“Even if the ayatollahs and their forces manage to suppress this latest rising, the dream of a more democratic Iran will only be deferred, never extinguished.”
That was the last line of an editorial published by The Age in January 2018, when – as now – the Islamic Republic of Iran was resorting to brutal repression in the face of mass popular protests. A nation that is second only to China in its use of the death penalty did manage to snuff out dissent then, as it had beaten back the 2009 Green Movement, an uprising that began with claims that presidential elections had been rigged.
The Green movement coalesced around the face of a young woman, Neda Agha-Soltan, whose death at the hands of a state paramilitary officer was captured on a phone camera. The protests which began this September were sparked by another young woman’s death, but her identity made this wave of unrest quite different.
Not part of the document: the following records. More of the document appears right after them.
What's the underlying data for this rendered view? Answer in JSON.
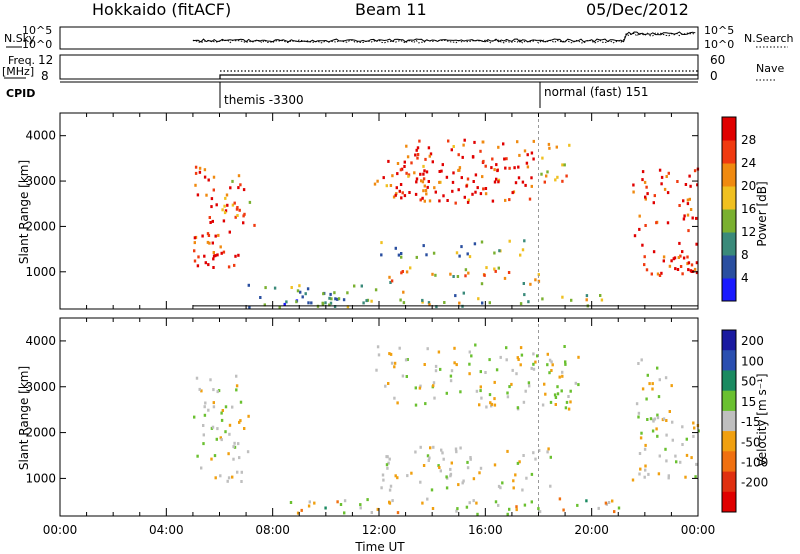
{
  "header": {
    "station": "Hokkaido (fitACF)",
    "beam": "Beam 11",
    "date": "05/Dec/2012"
  },
  "top_panels": {
    "nsky_label": "N.Sky",
    "nsky_ticks": [
      "10^5",
      "10^0"
    ],
    "nsearch_label": "N.Search",
    "nsearch_ticks": [
      "10^5",
      "10^0"
    ],
    "freq_label": "Freq.",
    "freq_unit": "[MHz]",
    "freq_ticks": [
      "12",
      "8"
    ],
    "nave_label": "Nave",
    "nave_ticks": [
      "60",
      "0"
    ],
    "cpid_label": "CPID",
    "cpid_segments": [
      {
        "label": "themis -3300",
        "start": "05:00"
      },
      {
        "label": "normal (fast) 151",
        "start": "18:00"
      }
    ]
  },
  "colors": {
    "power_scale": [
      "#1a1aff",
      "#2a4fa0",
      "#3a8a7a",
      "#7ab030",
      "#f0c020",
      "#f08a10",
      "#f03a10",
      "#e00000"
    ],
    "velocity_scale": [
      "#1a1aa0",
      "#2a4fb0",
      "#1a8a60",
      "#6ac030",
      "#c0c0c0",
      "#f0a010",
      "#f07010",
      "#e03010",
      "#e00000"
    ],
    "ground_scatter": "#bfbfbf"
  },
  "chart_data": [
    {
      "type": "heatmap",
      "name": "power",
      "ylabel": "Slant Range [km]",
      "yticks": [
        1000,
        2000,
        3000,
        4000
      ],
      "ylim": [
        180,
        4500
      ],
      "xlim": [
        "00:00",
        "24:00"
      ],
      "colorbar_label": "Power [dB]",
      "colorbar_ticks": [
        "4",
        "8",
        "12",
        "16",
        "20",
        "24",
        "28"
      ],
      "regions": [
        {
          "t0": 5.0,
          "t1": 6.9,
          "r0": 900,
          "r1": 3300,
          "level": 0.95
        },
        {
          "t0": 5.0,
          "t1": 6.2,
          "r0": 1000,
          "r1": 1800,
          "level": 1.0
        },
        {
          "t0": 6.0,
          "t1": 7.3,
          "r0": 2000,
          "r1": 3000,
          "level": 0.7
        },
        {
          "t0": 11.8,
          "t1": 18.0,
          "r0": 2500,
          "r1": 3900,
          "level": 0.9
        },
        {
          "t0": 12.5,
          "t1": 17.6,
          "r0": 2600,
          "r1": 3600,
          "level": 1.0
        },
        {
          "t0": 18.0,
          "t1": 19.5,
          "r0": 2900,
          "r1": 3800,
          "level": 0.55
        },
        {
          "t0": 21.5,
          "t1": 24.0,
          "r0": 900,
          "r1": 3300,
          "level": 0.95
        },
        {
          "t0": 22.0,
          "t1": 24.0,
          "r0": 900,
          "r1": 1500,
          "level": 1.0
        },
        {
          "t0": 12.0,
          "t1": 18.5,
          "r0": 700,
          "r1": 1100,
          "level": 0.6
        },
        {
          "t0": 12.0,
          "t1": 17.5,
          "r0": 1300,
          "r1": 1700,
          "level": 0.35
        },
        {
          "t0": 7.0,
          "t1": 12.0,
          "r0": 200,
          "r1": 700,
          "level": 0.3
        },
        {
          "t0": 9.0,
          "t1": 20.5,
          "r0": 200,
          "r1": 550,
          "level": 0.4
        }
      ]
    },
    {
      "type": "heatmap",
      "name": "velocity",
      "ylabel": "Slant Range [km]",
      "yticks": [
        1000,
        2000,
        3000,
        4000
      ],
      "ylim": [
        180,
        4500
      ],
      "xlim": [
        "00:00",
        "24:00"
      ],
      "xticks": [
        "00:00",
        "04:00",
        "08:00",
        "12:00",
        "16:00",
        "20:00",
        "00:00"
      ],
      "xlabel": "Time UT",
      "colorbar_label": "Velocity [m s⁻¹]",
      "colorbar_ticks": [
        "200",
        "100",
        "50",
        "15",
        "-15",
        "-50",
        "-100",
        "-200"
      ],
      "regions": [
        {
          "t0": 5.0,
          "t1": 7.2,
          "r0": 900,
          "r1": 3300,
          "level": 0.45
        },
        {
          "t0": 11.8,
          "t1": 19.5,
          "r0": 2500,
          "r1": 3900,
          "level": 0.45
        },
        {
          "t0": 21.5,
          "t1": 24.0,
          "r0": 900,
          "r1": 2500,
          "level": 0.45
        },
        {
          "t0": 21.5,
          "t1": 23.0,
          "r0": 2200,
          "r1": 3600,
          "level": 0.3
        },
        {
          "t0": 12.0,
          "t1": 18.5,
          "r0": 700,
          "r1": 1700,
          "level": 0.3
        },
        {
          "t0": 8.0,
          "t1": 21.0,
          "r0": 200,
          "r1": 550,
          "level": 0.6
        }
      ]
    }
  ]
}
She was not a political protester on the streets of Tehran but a visitor, there to see her brother. She fell foul of the Guidance Patrol, who enforce the state’s regulations on how women should dress in public. Long before that fatal day, the state’s laws had forced her to take a second name, one that was officially acceptable, to cover her real Kurdish one. So Jina Amini became “Mahsa”.
The protests, now entering their third month, have been led by women across Iran who see themselves in Jina, and draw strength from the festering oppression of Iran’s Kurdish, Arab and Baloch minorities. Above all, they take place amid a storm of economic problems, spurred by drought, international sanctions and the war in Ukraine.
Inflation in Iran is running at just over 48 per cent. Food prices have risen sharply, just as the state’s long-standing system of subsidies is under strain.
In a country where more than 60 per cent of the population are below 30 and have no personal memory of the 1979 Islamic Revolution or the autocracy of the Shah that preceded it, poverty affects nearly a third of households.
Before the hashtag “Woman, Life, Freedom” there was the hashtag “macaroni”, as the price of the flour Iranians relied on for pasta rocketed.